Jean-Emmanuel Krieger is not only a resident of melodic Records but inhabits the real world in Brighton. Named after the Soviet launch-base in Kazahkstan, Baikonour brings forth a typically French goujon of electronica, idiosyncratic yet accessible, progressive yet funky and warm. You may already have guessed from the name his Gallic origins; Versailles to be precise, home to such names as Air, Super Discount and Alex Gopher. The very water must be imbued with the essence of great electronic music.

Bake Your Tape is a fitting title for something that sounds naturally risen rather than cut and pasted together, as J-E explains: 'Every track is made of different bits of recording done over two months for each track. When I start a tune I never know how it is going to evolve. Progressively, all the different parts are put together and the whole hopefully makes sense!'. It follows up last summer's collaboration, the Topo Gigio vs Baikonour EP. The duo are currently making Brighton bop with their monthly XII Angry Men slot and raising money for charity at the same time.

When it comes to producing his own music, however, Baikonour is a one man operation. 'I can't play a tune on guitar or keyboard apart from my own. I bought a computer instead of dealing with pissed off band members!'. Sometimes collective ideas corrupt true vision, and as Bake Your Tape demonstrates, Baikonour is all about a singular concept reconstructed and represented in the most meticulous way imaginable. Baikonour's fixation with Cocteau Twins and Krautrock bubbles beneath the surface of this EP, pricking the ear with occasional robotic bleeps but simultaneously offering the ointment of frothy percussion.

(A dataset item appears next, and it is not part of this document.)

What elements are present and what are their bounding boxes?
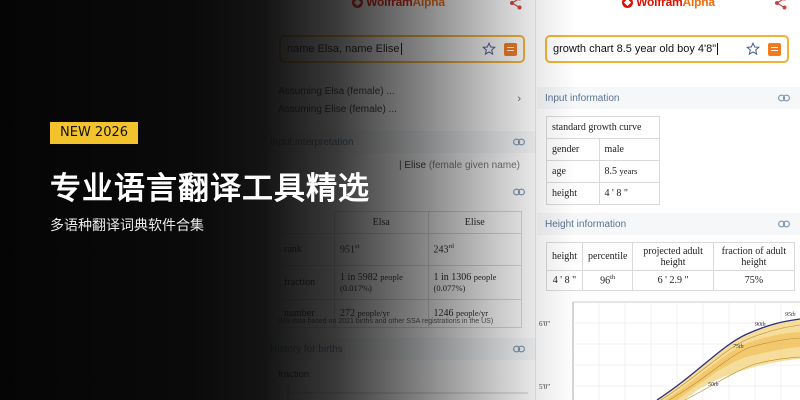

The EP comprises four tracks, each individually and esoterically themed yet continuous in their aura and vision. First off is Oben Beg, Nepalese for "oven baked" ('great use of the English pronunciation' remarks Jean-Emmanuel) which samples the bustling streets of Kathmandu as well as Radio Nepal. The Himalayan theme continues in the moody Calimero Renegade which samples Yak bells from Dolpo, east of the country. He plans a six-week pilgrimage to the area along with Topo Gigio in order to take along clothes collected for Tibetan refugees in Pokhara and Syabru along with money and stationary for the local school. Where J-E is concerned this is certainly no cause célèbre.